Con una sentenza per alcuni versi innovativa, il Tribunale Fallimentare di Milano ha omologato il concordato preventivo “in continuità aziendale” del gruppo Waste Italia, società di servizi ambientali che gestisce, tra l’altro, le discariche del Boscaccio e di Bossarino a Vado Ligure. Grazie all’omologazione, approvata dal 75% dei creditori (contrari Agenzia delle Entrate e Bnp Paribas), l’azienda potrà continuare ad operare, sostenuta da due società che si distribuiranno attività e passività di Waste Italia. Si tratta di una società di diritto inglese, Spc green Srl, che farebbe riferimento all’ex presidente e uomo azienda di Waste Italia Pietro Colucci (nella foto), e di una società americana specializzata nella gestione patrimoniale, Sound Point Capital Management.

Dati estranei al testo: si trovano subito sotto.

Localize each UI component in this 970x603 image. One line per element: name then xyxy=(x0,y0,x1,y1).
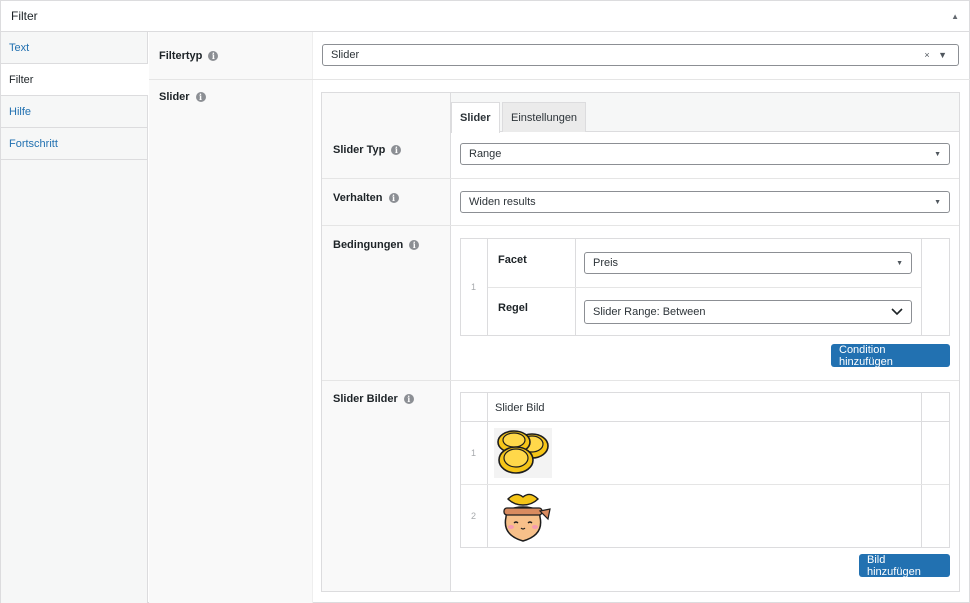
divider xyxy=(921,239,922,335)
panel-title: Filter xyxy=(11,9,38,23)
tab-filter-label: Filter xyxy=(9,73,34,86)
verhalten-value: Widen results xyxy=(469,196,536,208)
conditions-table: 1 Facet Regel Preis ▼ Slider Range: Betw… xyxy=(460,238,950,336)
chevron-down-icon: ▼ xyxy=(896,259,903,267)
filtertyp-label-text: Filtertyp xyxy=(159,49,203,62)
add-image-button-label: Bild hinzufügen xyxy=(867,553,921,578)
tab-einstellungen-label: Einstellungen xyxy=(511,111,578,124)
divider xyxy=(921,393,922,547)
chevron-down-icon: ▼ xyxy=(934,150,941,158)
tab-text[interactable]: Text xyxy=(1,32,147,64)
coins-image[interactable] xyxy=(494,428,552,478)
slider-bilder-label: Slider Bilder i xyxy=(333,393,414,405)
inner-tab-strip: Slider Einstellungen xyxy=(451,93,959,133)
tab-fortschritt[interactable]: Fortschritt xyxy=(1,128,147,160)
bedingungen-label: Bedingungen i xyxy=(333,239,420,251)
column-header: Slider Bild xyxy=(495,402,545,414)
tab-hilfe-label: Hilfe xyxy=(9,105,32,118)
clear-chevron-icon[interactable]: × ▼ xyxy=(924,50,950,60)
field-labels-column: Filtertyp i Slider i xyxy=(149,32,313,603)
verhalten-label: Verhalten i xyxy=(333,192,399,204)
slider-label-text: Slider xyxy=(159,91,190,103)
tab-slider[interactable]: Slider xyxy=(451,102,500,133)
facet-select[interactable]: Preis ▼ xyxy=(584,252,912,274)
facet-label: Facet xyxy=(498,254,527,266)
info-icon[interactable]: i xyxy=(403,394,414,404)
divider xyxy=(487,393,488,547)
row-number: 2 xyxy=(471,511,477,521)
left-tab-list: Text Filter Hilfe Fortschritt xyxy=(1,32,148,603)
tab-slider-label: Slider xyxy=(460,112,491,124)
divider xyxy=(322,178,959,179)
slider-typ-select[interactable]: Range ▼ xyxy=(460,143,950,165)
info-icon[interactable]: i xyxy=(388,193,399,203)
regel-label: Regel xyxy=(498,302,528,314)
divider xyxy=(322,380,959,381)
divider xyxy=(322,225,959,226)
bedingungen-label-text: Bedingungen xyxy=(333,239,404,251)
divider xyxy=(149,79,970,80)
add-image-button[interactable]: Bild hinzufügen xyxy=(859,553,950,578)
filtertyp-select[interactable]: Slider × ▼ xyxy=(322,44,959,66)
tab-text-label: Text xyxy=(9,41,30,54)
tab-hilfe[interactable]: Hilfe xyxy=(1,96,147,128)
info-icon[interactable]: i xyxy=(208,50,219,61)
slider-label: Slider i xyxy=(149,79,312,115)
slider-typ-label: Slider Typ i xyxy=(333,144,402,156)
slider-settings-box: Slider Einstellungen Slider Typ i Range … xyxy=(321,92,960,592)
filtertyp-value: Slider xyxy=(331,49,360,61)
row-number: 1 xyxy=(471,282,477,292)
add-condition-button[interactable]: Condition hinzufügen xyxy=(831,343,950,368)
info-icon[interactable]: i xyxy=(195,92,206,102)
slider-typ-value: Range xyxy=(469,148,502,160)
inner-labels-column xyxy=(322,93,451,591)
chevron-down-icon xyxy=(891,308,903,316)
divider xyxy=(461,421,949,422)
info-icon[interactable]: i xyxy=(391,145,402,155)
slider-typ-label-text: Slider Typ xyxy=(333,144,386,156)
tab-filter[interactable]: Filter xyxy=(1,64,148,96)
panel-header[interactable]: Filter ▲ xyxy=(1,1,969,32)
verhalten-label-text: Verhalten xyxy=(333,192,383,204)
filtertyp-label: Filtertyp i xyxy=(149,32,312,79)
slider-images-table: Slider Bild 1 2 xyxy=(460,392,950,548)
tab-fortschritt-label: Fortschritt xyxy=(9,137,58,150)
verhalten-select[interactable]: Widen results ▼ xyxy=(460,191,950,213)
divider xyxy=(488,287,921,288)
facet-value: Preis xyxy=(593,257,619,269)
regel-value: Slider Range: Between xyxy=(593,306,706,318)
add-condition-button-label: Condition hinzufügen xyxy=(839,343,893,368)
money-bag-image[interactable] xyxy=(494,491,552,543)
chevron-down-icon: ▼ xyxy=(934,198,941,206)
tab-einstellungen[interactable]: Einstellungen xyxy=(502,102,587,132)
info-icon[interactable]: i xyxy=(409,240,420,250)
filter-panel: Filter ▲ Text Filter Hilfe Fortschritt F… xyxy=(0,0,970,603)
row-number: 1 xyxy=(471,448,477,458)
slider-bilder-label-text: Slider Bilder xyxy=(333,393,398,405)
collapse-icon[interactable]: ▲ xyxy=(951,12,959,21)
regel-select[interactable]: Slider Range: Between xyxy=(584,300,912,324)
divider xyxy=(461,484,949,485)
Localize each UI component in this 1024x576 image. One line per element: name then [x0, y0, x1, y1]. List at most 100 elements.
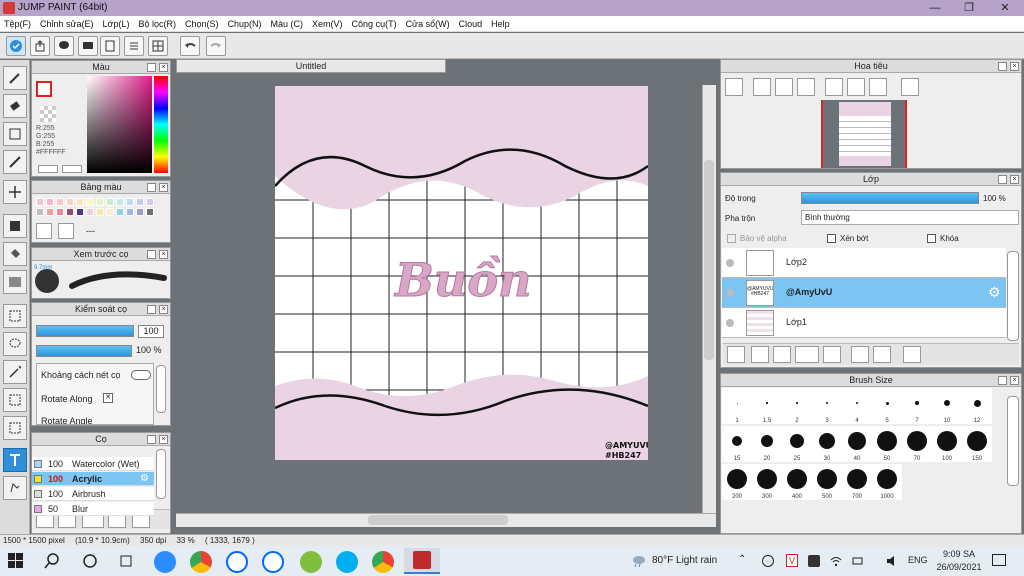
panel-float-icon[interactable] [147, 305, 156, 314]
cortana-icon[interactable] [82, 553, 98, 569]
palette-swatch[interactable] [36, 208, 44, 216]
tray-v-icon[interactable]: V [786, 554, 798, 567]
weather-text[interactable]: 80°F Light rain [652, 555, 717, 566]
app-green-icon[interactable] [300, 551, 322, 573]
palette-swatch[interactable] [86, 198, 94, 206]
skype-icon[interactable] [336, 551, 358, 573]
move-icon[interactable] [3, 180, 27, 204]
palette-swatch[interactable] [36, 198, 44, 206]
foreground-color-swatch[interactable] [36, 81, 52, 97]
menu-file[interactable]: Tệp(F) [4, 19, 31, 29]
comment-icon[interactable] [54, 36, 74, 56]
palette-swatch[interactable] [146, 208, 154, 216]
new-8bit-layer-icon[interactable] [773, 346, 791, 363]
panel-close-icon[interactable]: × [1010, 175, 1019, 184]
brush-size-cell[interactable]: 40 [842, 426, 872, 462]
brush-size-scrollbar[interactable] [1007, 396, 1019, 486]
palette-swatch[interactable] [46, 208, 54, 216]
new-palette-icon[interactable] [36, 223, 52, 239]
chrome-icon-2[interactable] [372, 551, 394, 573]
brush-size-cell[interactable]: 30 [812, 426, 842, 462]
palette-swatch[interactable] [46, 198, 54, 206]
document-tab[interactable]: Untitled [176, 59, 446, 73]
panel-close-icon[interactable]: × [159, 435, 168, 444]
clock-date[interactable]: 26/09/2021 [934, 562, 984, 572]
menu-window[interactable]: Cửa sổ(W) [406, 19, 450, 29]
brush-size-cell[interactable]: 500 [812, 464, 842, 500]
brush-size-cell[interactable]: 150 [962, 426, 992, 462]
tray-chevron-up-icon[interactable]: ⌃ [738, 554, 746, 565]
panel-float-icon[interactable] [147, 63, 156, 72]
layer-settings-gear-icon[interactable]: ⚙ [988, 284, 1001, 301]
search-icon[interactable] [44, 553, 60, 569]
layer-row[interactable]: @AMYUVU #HB247 @AmyUvU ⚙ [722, 278, 1006, 308]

Waste Italia era affondata sotto 275 milioni di debiti, in gran parte (200 milioni) causati dall’emissione di un bond da 200 milioni nel 2014 per acquisire il 70% delle azioni di Ecosavona (il 25% è del Comune di Vado Ligure e il 5% del Comune di Savona). Tra le aziende che rientrano nel perimetro di Waste Italia c’è Green Up Srl, che attualmente gestisce la discarica per rifiuti speciali di Bossarino.